Фото: EPA / ИТАР-ТАСС
Интересно, как это смотрелось по телевизору. «Ваш предшественник, Дмитрий Анатольевич Медведев, – одним из последних его обещаний в послании президента было обещание перераспределить доходы, чтобы триллион передать на муниципальный уровень. Владимир Владимирович, как вы относитесь к этому обещанию? Потому что я могу сказать как будущий мэр: когда мы получим эти средства, вы увидите картинку того, какой может быть наша великая Россия», – наверняка какой-нибудь человек в телевизоре напомнил зрителям, что этот «будущий мэр» (его зовут Илья Пономарев) два года назад был заметным деятелем Болотной площади, причем, может быть, даже более заметным, чем другие: не каждый депутат Государственной думы может похвастаться тем, что штат его помощников стал бесперебойным поставщиком обвиняемых по «болотному делу» и по делу «Анатомии протеста». Но то помощники, а сам – вот, пожалуйста, сидит на «Валдае», денег просит, пришел к успеху, и не он один, вон они все сидят рядом.
Телевизионная девушка, взволнованно спрашивающая Путина о поколении тридцатилетних (Путин назовет ее Ксюшей, но в официальной стенограмме подправят, напишут «Ксения Анатольевна»); ветеран госбезопасности, которому наследник эмчеэсовских рыбопромышленников Воробьев оказался во многом обязан своим почти туркменским результатом на подмосковных выборах; бывший товарищ Путина по партии «Наш дом Россия», участие которого в прошлогодних выборах в Барнауле стало, как теперь понятно, репетицией нового володинского курса, позволяющего впускать некоторых оппозиционеров в переднюю, чтобы у наблюдателей не было ощущения, будто в России вся оппозиция обвиняется по разным уголовным делам. Теперь их показывают по телевизору, и весь мир видит – Путин может вести диалог даже с побежденными. Если, конечно, они умеют с правильной интонацией произносить фразу «Подтверждаю, что – первоклассная площадка, никакой цензуры, открытый разговор, самые жесткие вопросы».

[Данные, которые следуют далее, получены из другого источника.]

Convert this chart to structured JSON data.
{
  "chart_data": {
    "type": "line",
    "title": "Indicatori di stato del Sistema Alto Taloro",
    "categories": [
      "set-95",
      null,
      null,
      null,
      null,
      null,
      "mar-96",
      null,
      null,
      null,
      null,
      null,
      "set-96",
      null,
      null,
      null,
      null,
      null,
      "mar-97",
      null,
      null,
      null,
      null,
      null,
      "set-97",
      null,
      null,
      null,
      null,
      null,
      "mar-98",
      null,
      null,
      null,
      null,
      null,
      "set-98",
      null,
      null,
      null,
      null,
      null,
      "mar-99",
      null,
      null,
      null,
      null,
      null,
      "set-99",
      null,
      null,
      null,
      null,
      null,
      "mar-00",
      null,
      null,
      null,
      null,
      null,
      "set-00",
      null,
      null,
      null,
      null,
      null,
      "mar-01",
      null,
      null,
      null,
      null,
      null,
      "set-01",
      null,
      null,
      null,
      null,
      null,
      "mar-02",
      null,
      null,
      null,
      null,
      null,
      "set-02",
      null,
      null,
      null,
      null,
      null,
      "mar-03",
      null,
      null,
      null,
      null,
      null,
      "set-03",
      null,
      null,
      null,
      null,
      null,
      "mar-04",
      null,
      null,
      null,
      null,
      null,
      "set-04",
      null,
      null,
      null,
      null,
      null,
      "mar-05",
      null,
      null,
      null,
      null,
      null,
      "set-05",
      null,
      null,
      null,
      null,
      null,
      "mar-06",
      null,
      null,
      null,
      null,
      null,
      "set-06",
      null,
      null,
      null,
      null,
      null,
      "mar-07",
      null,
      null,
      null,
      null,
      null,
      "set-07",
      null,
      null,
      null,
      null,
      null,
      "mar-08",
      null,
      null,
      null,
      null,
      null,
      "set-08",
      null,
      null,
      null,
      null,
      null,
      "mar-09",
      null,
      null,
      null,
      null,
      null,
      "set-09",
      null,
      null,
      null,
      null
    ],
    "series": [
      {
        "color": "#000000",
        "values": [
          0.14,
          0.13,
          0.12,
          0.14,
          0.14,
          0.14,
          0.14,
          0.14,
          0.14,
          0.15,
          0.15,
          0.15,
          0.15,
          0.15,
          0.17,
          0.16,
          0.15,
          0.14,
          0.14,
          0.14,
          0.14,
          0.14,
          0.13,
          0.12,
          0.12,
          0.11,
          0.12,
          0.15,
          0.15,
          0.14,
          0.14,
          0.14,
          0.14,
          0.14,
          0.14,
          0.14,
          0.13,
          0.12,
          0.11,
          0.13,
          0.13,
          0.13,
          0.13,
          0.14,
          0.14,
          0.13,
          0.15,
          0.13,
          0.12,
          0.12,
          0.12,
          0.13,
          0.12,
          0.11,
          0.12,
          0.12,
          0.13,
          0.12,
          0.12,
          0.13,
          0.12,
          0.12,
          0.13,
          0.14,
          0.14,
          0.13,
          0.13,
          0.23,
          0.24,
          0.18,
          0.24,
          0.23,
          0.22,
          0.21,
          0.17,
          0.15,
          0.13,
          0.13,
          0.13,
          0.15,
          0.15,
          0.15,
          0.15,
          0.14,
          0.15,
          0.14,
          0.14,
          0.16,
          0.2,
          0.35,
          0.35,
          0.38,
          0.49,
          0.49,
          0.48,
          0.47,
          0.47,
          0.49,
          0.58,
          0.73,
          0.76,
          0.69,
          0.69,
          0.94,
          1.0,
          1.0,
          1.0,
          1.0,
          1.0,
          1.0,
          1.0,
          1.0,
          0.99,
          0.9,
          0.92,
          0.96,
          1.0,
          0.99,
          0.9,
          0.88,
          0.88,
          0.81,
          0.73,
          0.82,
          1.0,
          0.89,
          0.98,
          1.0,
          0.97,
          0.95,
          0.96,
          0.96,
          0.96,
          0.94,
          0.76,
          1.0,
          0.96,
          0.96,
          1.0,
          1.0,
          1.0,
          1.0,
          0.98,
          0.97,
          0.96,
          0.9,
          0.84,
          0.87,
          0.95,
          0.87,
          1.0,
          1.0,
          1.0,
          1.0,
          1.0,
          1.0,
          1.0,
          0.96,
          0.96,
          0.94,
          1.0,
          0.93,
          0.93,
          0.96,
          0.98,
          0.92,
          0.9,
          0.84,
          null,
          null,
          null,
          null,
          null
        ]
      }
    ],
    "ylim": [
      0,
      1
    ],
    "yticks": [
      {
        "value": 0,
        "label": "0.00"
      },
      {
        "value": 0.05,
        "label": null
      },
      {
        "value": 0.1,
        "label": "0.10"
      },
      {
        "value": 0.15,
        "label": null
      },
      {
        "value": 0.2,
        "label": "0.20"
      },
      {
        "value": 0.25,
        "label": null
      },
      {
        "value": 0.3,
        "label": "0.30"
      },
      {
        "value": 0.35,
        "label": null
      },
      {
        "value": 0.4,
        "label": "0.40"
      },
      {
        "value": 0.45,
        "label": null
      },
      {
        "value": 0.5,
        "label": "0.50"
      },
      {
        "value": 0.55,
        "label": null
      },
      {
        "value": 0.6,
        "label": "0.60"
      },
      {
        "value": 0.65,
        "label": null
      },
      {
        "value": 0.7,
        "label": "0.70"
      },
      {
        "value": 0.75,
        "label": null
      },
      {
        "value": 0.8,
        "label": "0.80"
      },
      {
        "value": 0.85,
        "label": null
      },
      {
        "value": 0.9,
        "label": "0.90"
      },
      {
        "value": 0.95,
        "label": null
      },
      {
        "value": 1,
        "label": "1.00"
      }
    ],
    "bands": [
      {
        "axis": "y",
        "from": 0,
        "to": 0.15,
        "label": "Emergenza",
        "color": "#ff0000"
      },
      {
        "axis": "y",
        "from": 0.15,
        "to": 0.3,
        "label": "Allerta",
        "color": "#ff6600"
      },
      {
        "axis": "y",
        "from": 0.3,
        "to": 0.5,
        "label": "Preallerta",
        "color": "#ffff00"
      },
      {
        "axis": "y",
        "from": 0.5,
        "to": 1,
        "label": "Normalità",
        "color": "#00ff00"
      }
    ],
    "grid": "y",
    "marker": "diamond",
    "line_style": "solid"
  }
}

Меньше всего хочется кого-нибудь в чем-нибудь упрекать. На Болотную площадь в декабре 2011 года каждый шел за чем-то своим, и, в общем, сразу было понятно, что как минимум для половины выступавших на тех митингах настоящий, а не декларативный список требований к власти сводился к единственному пункту – быть принятым в большую семью (а авторитарное государство, как и любая ОПГ, – это, конечно, большая семья) и иметь возможность по праздникам задавать папе острые вопросы, хоть про поколение тридцатилетних, хоть про бюджетные ассигнования. Они хотели попасть на «Валдай», и они попали. А все остальные чего хотели?
А в этом, наверное, и проблема. Лозунг «За честные выборы», который начал тускнеть сразу же по мере развития болотного движения, – к весне 2012 года он походил уже на стрелку с надписью «Лыжная база» знойным летом. По поводу освобождения политзаключенных, которого Болотная тоже требовала, вначале долго спорили, кого именно считать политзаключенными (бесспорным был один Мохнаткин, так его Медведев, уходя из Кремля, даже успел выпустить), а потом источником политзаключенных стала сама Болотная, и как-то глупо теперь хотеть чего-нибудь, кроме свободы для тех, кто сел в тюрьму за право Ильи Пономарева и Ксении Собчак поговорить с Путиным на «Валдае».
Когда-нибудь – может, перед четвертым сроком Путина, может, перед восьмым, – исчерпается и володинская, как когда-то сурковская, политическая система, и люди снова выйдут на улицу возмущаться, и власть, может быть, опять хотя бы на один вечер испугается, и кто-нибудь, может быть, опять возьмет бутылку виски и пойдет договариваться с Кремлем, а кто-то, кому есть что терять, захочет стать оппозиционным лидером. И, может быть, тогда люди, которые выйдут на площадь, вспомнят печальную историю российского протеста в 2011–2013 годах и сделают какие-нибудь выводы, и эти выводы позволят избежать тех ошибок, которые привели нас к телевизору, показывающему этот чертов «Валдай». Никакой другой политической надежды на хотя бы отдаленное будущее придумать сейчас не получается, только такая.